NGOs play a better game when harnessing the opportunities to contribute to the Commission’s Better Regulation input.
I’ve looked at three Have Your Say Public Consultations on areas I know about but don’t work on.
I may have picked three odd examples. Some had mass public template submissions. I did not look at them as they tend to be ignored by policymakers and are evidence-barren.
The information NGOs brought to the table was of a higher quality and more persuasively presented.
In those three cases, they tended to use:
- Authoritative and independent studies
- Up-to-date data and trend analysis
- Data and evidence are visually well-presented
- Public evidence
- Far less anecdotal evidence
- Presentation of workable solutions
This does not surprise me.
I’ve worked for IFAW and WWF (although both a long time ago). IFAW was set up to bring about policy and political change. WWF is a conservation organisation that realized that it could only achieve its conservation goals by fixing public policy issues.

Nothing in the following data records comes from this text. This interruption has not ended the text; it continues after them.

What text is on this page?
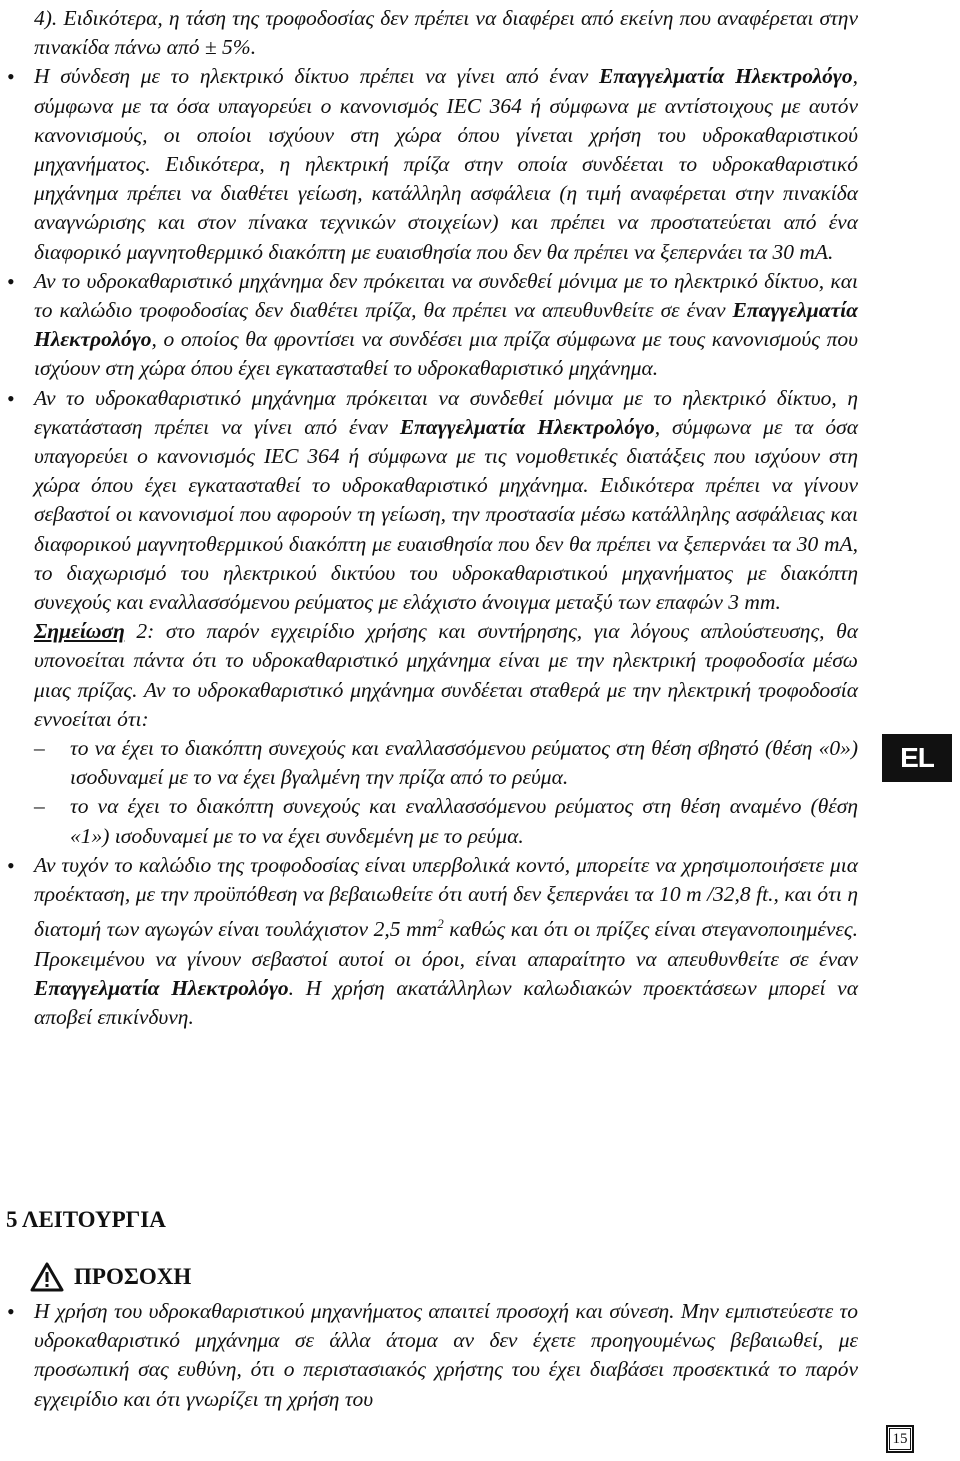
4). Ειδικότερα, η τάση της τροφοδοσίας δεν πρέπει να διαφέρει από εκείνη που αναφέρεται στην πινακίδα πάνω από ± 5%.

• Η σύνδεση με το ηλεκτρικό δίκτυο πρέπει να γίνει από έναν Επαγγελματία Ηλεκτρολόγο, σύμφωνα με τα όσα υπαγορεύει ο κανονισμός IEC 364 ή σύμφωνα με αντίστοιχους με αυτόν κανονισμούς, οι οποίοι ισχύουν στη χώρα όπου γίνεται χρήση του υδροκαθαριστικού μηχανήματος. Ειδικότερα, η ηλεκτρική πρίζα στην οποία συνδέεται το υδροκαθαριστικό μηχάνημα πρέπει να διαθέτει γείωση, κατάλληλη ασφάλεια (η τιμή αναφέρεται στην πινακίδα αναγνώρισης και στον πίνακα τεχνικών στοιχείων) και πρέπει να προστατεύεται από ένα διαφορικό μαγνητοθερμικό διακόπτη με ευαισθησία που δεν θα πρέπει να ξεπερνάει τα 30 mA.

• Αν το υδροκαθαριστικό μηχάνημα δεν πρόκειται να συνδεθεί μόνιμα με το ηλεκτρικό δίκτυο, και το καλώδιο τροφοδοσίας δεν διαθέτει πρίζα, θα πρέπει να απευθυνθείτε σε έναν Επαγγελματία Ηλεκτρολόγο, ο οποίος θα φροντίσει να συνδέσει μια πρίζα σύμφωνα με τους κανονισμούς που ισχύουν στη χώρα όπου έχει εγκατασταθεί το υδροκαθαριστικό μηχάνημα.

• Αν το υδροκαθαριστικό μηχάνημα πρόκειται να συνδεθεί μόνιμα με το ηλεκτρικό δίκτυο, η εγκατάσταση πρέπει να γίνει από έναν Επαγγελματία Ηλεκτρολόγο, σύμφωνα με τα όσα υπαγορεύει ο κανονισμός IEC 364 ή σύμφωνα με τις νομοθετικές διατάξεις που ισχύουν στη χώρα όπου έχει εγκατασταθεί το υδροκαθαριστικό μηχάνημα. Ειδικότερα πρέπει να γίνουν σεβαστοί οι κανονισμοί που αφορούν τη γείωση, την προστασία μέσω κατάλληλης ασφάλειας και διαφορικού μαγνητοθερμικού διακόπτη με ευαισθησία που δεν θα πρέπει να ξεπερνάει τα 30 mA, το διαχωρισμό του ηλεκτρικού δικτύου του υδροκαθαριστικού μηχανήματος με διακόπτη συνεχούς και εναλλασσόμενου ρεύματος με ελάχιστο άνοιγμα μεταξύ των επαφών 3 mm.

Σημείωση 2: στο παρόν εγχειρίδιο χρήσης και συντήρησης, για λόγους απλούστευσης, θα υπονοείται πάντα ότι το υδροκαθαριστικό μηχάνημα είναι με την ηλεκτρική τροφοδοσία μέσω μιας πρίζας. Αν το υδροκαθαριστικό μηχάνημα συνδέεται σταθερά με την ηλεκτρική τροφοδοσία εννοείται ότι:

– το να έχει το διακόπτη συνεχούς και εναλλασσόμενου ρεύματος στη θέση σβηστό (θέση «0») ισοδυναμεί με το να έχει βγαλμένη την πρίζα από το ρεύμα.

– το να έχει το διακόπτη συνεχούς και εναλλασσόμενου ρεύματος στη θέση αναμένο (θέση «1») ισοδυναμεί με το να έχει συνδεμένη με το ρεύμα.

• Αν τυχόν το καλώδιο της τροφοδοσίας είναι υπερβολικά κοντό, μπορείτε να χρησιμοποιήσετε μια προέκταση, με την προϋπόθεση να βεβαιωθείτε ότι αυτή δεν ξεπερνάει τα 10 m /32,8 ft., και ότι η διατομή των αγωγών είναι τουλάχιστον 2,5 $mm^2$ καθώς και ότι οι πρίζες είναι στεγανοποιημένες. Προκειμένου να γίνουν σεβαστοί αυτοί οι όροι, είναι απαραίτητο να απευθυνθείτε σε έναν Επαγγελματία Ηλεκτρολόγο. Η χρήση ακατάλληλων καλωδιακών προεκτάσεων μπορεί να αποβεί επικίνδυνη.

5 ΛΕΙΤΟΥΡΓΙΑ
ΠΡΟΣΟΧΗ

• Η χρήση του υδροκαθαριστικού μηχανήματος απαιτεί προσοχή και σύνεση. Μην εμπιστεύεστε το υδροκαθαριστικό μηχάνημα σε άλλα άτομα αν δεν έχετε προηγουμένως βεβαιωθεί, με προσωπική σας ευθύνη, ότι ο περιστασιακός χρήστης του έχει διαβάσει προσεκτικά το παρόν εγχειρίδιο και ότι γνωρίζει τη χρήση του

EL
15
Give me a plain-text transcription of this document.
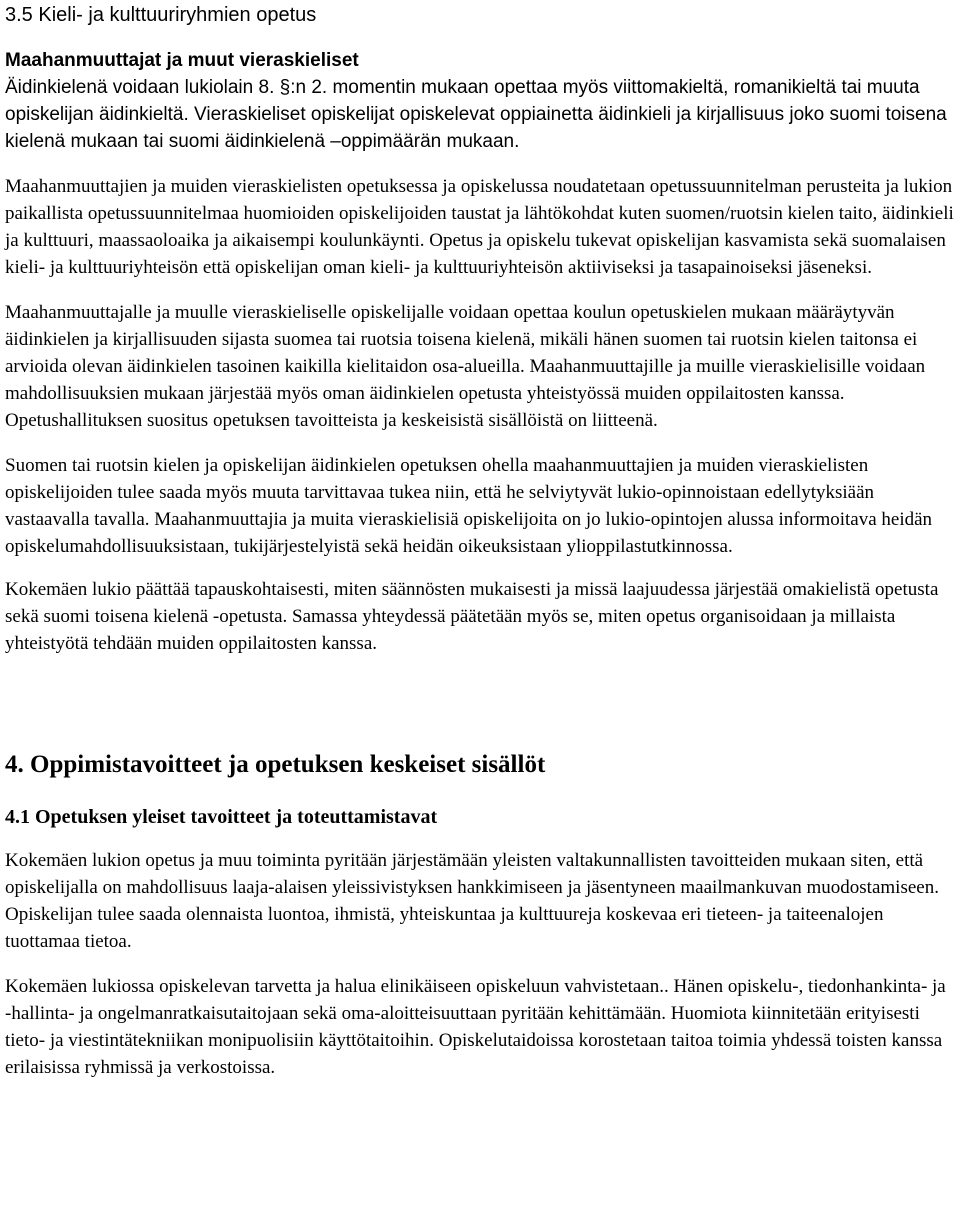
3.5 Kieli- ja kulttuuriryhmien opetus
Maahanmuuttajat ja muut vieraskieliset

Äidinkielenä voidaan lukiolain 8. §:n 2. momentin mukaan opettaa myös viittomakieltä, romanikieltä tai muuta opiskelijan äidinkieltä. Vieraskieliset opiskelijat opiskelevat oppiainetta äidinkieli ja kirjallisuus joko suomi toisena kielenä mukaan tai suomi äidinkielenä –oppimäärän mukaan.

Maahanmuuttajien ja muiden vieraskielisten opetuksessa ja opiskelussa noudatetaan opetussuunnitelman perusteita ja lukion paikallista opetussuunnitelmaa huomioiden opiskelijoiden taustat ja lähtökohdat kuten suomen/ruotsin kielen taito, äidinkieli ja kulttuuri, maassaoloaika ja aikaisempi koulunkäynti. Opetus ja opiskelu tukevat opiskelijan kasvamista sekä suomalaisen kieli- ja kulttuuriyhteisön että opiskelijan oman kieli- ja kulttuuriyhteisön aktiiviseksi ja tasapainoiseksi jäseneksi.

Maahanmuuttajalle ja muulle vieraskieliselle opiskelijalle voidaan opettaa koulun opetuskielen mukaan määräytyvän äidinkielen ja kirjallisuuden sijasta suomea tai ruotsia toisena kielenä, mikäli hänen suomen tai ruotsin kielen taitonsa ei arvioida olevan äidinkielen tasoinen kaikilla kielitaidon osa-alueilla. Maahanmuuttajille ja muille vieraskielisille voidaan mahdollisuuksien mukaan järjestää myös oman äidinkielen opetusta yhteistyössä muiden oppilaitosten kanssa. Opetushallituksen suositus opetuksen tavoitteista ja keskeisistä sisällöistä on liitteenä.

Suomen tai ruotsin kielen ja opiskelijan äidinkielen opetuksen ohella maahanmuuttajien ja muiden vieraskielisten opiskelijoiden tulee saada myös muuta tarvittavaa tukea niin, että he selviytyvät lukio-opinnoistaan edellytyksiään vastaavalla tavalla. Maahanmuuttajia ja muita vieraskielisiä opiskelijoita on jo lukio-opintojen alussa informoitava heidän opiskelumahdollisuuksistaan, tukijärjestelyistä sekä heidän oikeuksistaan ylioppilastutkinnossa.

Kokemäen lukio päättää tapauskohtaisesti, miten säännösten mukaisesti ja missä laajuudessa järjestää omakielistä opetusta sekä suomi toisena kielenä -opetusta. Samassa yhteydessä päätetään myös se, miten opetus organisoidaan ja millaista yhteistyötä tehdään muiden oppilaitosten kanssa.

4. Oppimistavoitteet ja opetuksen keskeiset sisällöt
4.1 Opetuksen yleiset tavoitteet ja toteuttamistavat

Kokemäen lukion opetus ja muu toiminta pyritään järjestämään yleisten valtakunnallisten tavoitteiden mukaan siten, että opiskelijalla on mahdollisuus laaja-alaisen yleissivistyksen hankkimiseen ja jäsentyneen maailmankuvan muodostamiseen. Opiskelijan tulee saada olennaista luontoa, ihmistä, yhteiskuntaa ja kulttuureja koskevaa eri tieteen- ja taiteenalojen tuottamaa tietoa.

Kokemäen lukiossa opiskelevan tarvetta ja halua elinikäiseen opiskeluun vahvistetaan.. Hänen opiskelu-, tiedonhankinta- ja -hallinta- ja ongelmanratkaisutaitojaan sekä oma-aloitteisuuttaan pyritään kehittämään. Huomiota kiinnitetään erityisesti tieto- ja viestintätekniikan monipuolisiin käyttötaitoihin. Opiskelutaidoissa korostetaan taitoa toimia yhdessä toisten kanssa erilaisissa ryhmissä ja verkostoissa.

In both organisations, I realised that:
- Nothing could go out the door without the sign-off of the chief scientific advisor.
- The scientists called the shots.
- Considerable time and resources went into preparing state-of-the-art scientific research to plug gaps to help public policy making.
- They took the time to turn scientific research into clearly presented and visually compelling reports and studies.
- Plain English executive summaries for policymakers were mandatory.
- Scientific and technical experts were coached before they met officials and politicians.
- If the science and evidence did not support the preferred policy solution, that solution would have been dropped.
- Workable solutions were highlighted.
I checked with some officials who have received more feed-in from industry and NGOs. They agreed.